By John Henderson
Life has spanned enough years for me to observe the different modes leaders in the church have used to reach the youth of our generation. My wife and I are products of the youth outreach of our time. There has been a noticeable change in the approach to reaching the young people from that time to this.
Even before our own time, there was the YMCA and YWCA. Those were actually evangelistic arms of the church. We have seen now that not only has evangelism ceased in them but any real semblance of Christ or Christianity exists except for smatterings of some sort of general morality. Even that is not all that much emphasized.

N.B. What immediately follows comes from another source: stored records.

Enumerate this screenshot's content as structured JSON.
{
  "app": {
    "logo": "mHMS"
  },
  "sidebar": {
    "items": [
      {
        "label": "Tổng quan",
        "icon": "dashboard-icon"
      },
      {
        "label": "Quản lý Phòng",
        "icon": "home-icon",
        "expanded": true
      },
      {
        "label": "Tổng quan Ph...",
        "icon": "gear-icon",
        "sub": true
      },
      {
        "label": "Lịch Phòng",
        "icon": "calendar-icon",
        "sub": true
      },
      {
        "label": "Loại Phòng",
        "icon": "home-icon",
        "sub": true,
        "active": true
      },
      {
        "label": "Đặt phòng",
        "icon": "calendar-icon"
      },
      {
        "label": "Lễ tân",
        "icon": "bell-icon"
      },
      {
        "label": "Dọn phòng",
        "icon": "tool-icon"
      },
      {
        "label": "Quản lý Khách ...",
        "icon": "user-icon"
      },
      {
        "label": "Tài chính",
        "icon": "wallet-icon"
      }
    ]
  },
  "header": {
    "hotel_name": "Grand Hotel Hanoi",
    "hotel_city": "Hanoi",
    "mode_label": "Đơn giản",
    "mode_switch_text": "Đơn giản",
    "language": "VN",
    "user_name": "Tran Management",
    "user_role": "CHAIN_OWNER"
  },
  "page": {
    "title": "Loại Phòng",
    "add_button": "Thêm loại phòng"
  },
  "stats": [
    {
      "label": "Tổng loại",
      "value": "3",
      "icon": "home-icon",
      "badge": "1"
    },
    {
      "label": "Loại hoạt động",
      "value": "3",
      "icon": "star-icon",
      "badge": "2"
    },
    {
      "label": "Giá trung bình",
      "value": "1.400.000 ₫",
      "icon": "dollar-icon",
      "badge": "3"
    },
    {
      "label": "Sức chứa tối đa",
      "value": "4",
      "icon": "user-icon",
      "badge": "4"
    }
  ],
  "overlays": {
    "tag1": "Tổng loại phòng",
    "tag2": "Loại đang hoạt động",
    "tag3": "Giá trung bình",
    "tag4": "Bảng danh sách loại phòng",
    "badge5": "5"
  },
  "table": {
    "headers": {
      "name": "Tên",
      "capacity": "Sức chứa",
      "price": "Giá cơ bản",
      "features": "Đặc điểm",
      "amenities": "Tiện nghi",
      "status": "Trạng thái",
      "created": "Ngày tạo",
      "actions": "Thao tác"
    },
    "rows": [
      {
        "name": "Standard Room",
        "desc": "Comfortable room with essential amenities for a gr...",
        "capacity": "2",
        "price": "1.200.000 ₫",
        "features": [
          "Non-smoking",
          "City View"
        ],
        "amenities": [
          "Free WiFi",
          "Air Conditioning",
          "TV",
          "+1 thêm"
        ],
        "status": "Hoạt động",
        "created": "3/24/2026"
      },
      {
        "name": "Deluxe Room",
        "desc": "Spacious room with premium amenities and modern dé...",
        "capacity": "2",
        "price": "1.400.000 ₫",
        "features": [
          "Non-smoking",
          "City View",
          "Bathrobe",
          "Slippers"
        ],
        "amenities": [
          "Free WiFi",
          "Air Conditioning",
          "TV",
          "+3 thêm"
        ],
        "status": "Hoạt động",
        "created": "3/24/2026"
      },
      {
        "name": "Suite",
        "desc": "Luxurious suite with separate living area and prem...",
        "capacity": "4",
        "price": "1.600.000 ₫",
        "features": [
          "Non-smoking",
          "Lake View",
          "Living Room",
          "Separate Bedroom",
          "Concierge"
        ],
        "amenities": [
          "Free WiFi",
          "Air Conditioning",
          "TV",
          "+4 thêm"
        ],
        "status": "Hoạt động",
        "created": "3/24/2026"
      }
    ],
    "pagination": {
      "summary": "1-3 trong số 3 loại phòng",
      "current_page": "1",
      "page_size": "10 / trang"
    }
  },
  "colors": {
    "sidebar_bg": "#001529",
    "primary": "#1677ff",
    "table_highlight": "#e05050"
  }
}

We were exposed to Youth for Christ and came to Christ and grew spiritually under its banner. Churches had Sunday evening youth services that have now gone from what they once were to being hardly noticeable, if at all. Not much is heard of YFC these days. It, Campus Crusade for Christ, and others seem to have faded and some have taken on the identity and mission of the emergent church movement.
Somehow and gradually, the notion arose that assumed young people should be reached in their own sub-culture. That sub-culture was largely identified by the worldly influences in vogue at the time, especially in the “music” of that sub-culture. The choruses and gospel songs were soon replaced with rock-and-roll sounds that contained hints of being gospel in some way. That was further enhanced by “worship” music set to shallow ditties that were justified because they somehow alluded to something Christian. Gone were the youth songs and choruses of the past that always supplemented the major hymns and songs of Christ and the entire shebang was replaced by this new music.
Music has always been a teacher of theology and so it still is. It is just that the theology changed to suit the music or else the music was changed to reflect the new theology. We may sometimes call it contemporary but is far from contemporary. It is just rehashed out of the world into a veneer of gospel.
Frankly, we have it all wrong. We shall never reach young people for Christ by giving them amended worldliness. If nothing has changed over the years, it is the simplicity of the gospel. It is like a beautiful girl and when we gaudily dress it up like a floozy, we ruin the beauty that is there by nature. I have peered into areas used for youth activities and saw what resembled night clubs more than places for prayer. Add to that the stage performances—and the stages themselves—and there is no doubt as to what is being learned.
We should be bringing our youth into environments that more resemble the church as it should be. They should be exposed to learning the Bible and memorizing the Scriptures. They should be trained in praying and in witnessing so that they can actually pray with a fellow young person until that person meets Christ in repentance and faith. Their music doesn’t have to sound like it is from the Middle Ages but it should have the same depth of message in it that they should be hearing in regular church. In other words, they should be in training for taking the leadership when they become responsible adults. If they remain trained in shallowness that is what they will carry into the church’s leadership when it is their turn to lead. That is, those who hang around long enough to actually take the reins of leadership.
I can fondly remember the experiences on the youth services of my day. I loved walking into a meeting being conducted by youth and hearing gospel songs being sung and a young person preaching as well as many adults I ever heard. I loved standing around a bon fire on the beach at night while we shared memory verses and testimonies of the saving grace of Christ and the struggles we were having at school because of our testimonies. I recall youth camps that were reflections of the old-fashioned camp meetings the adults were running. In fact, there were no serious differences between youth and adult services except perhaps ours were more youthfully vibrant. The content was just as deep biblically.
By the way! Good marriages were bred in those environments. Calls to the ministry and the mission field were answered there. Lives I still know about were rooted in Christ there and are still grounded in Him. Time never changes anything. The only thing that ever changes is commitment to Christ and the Word of God.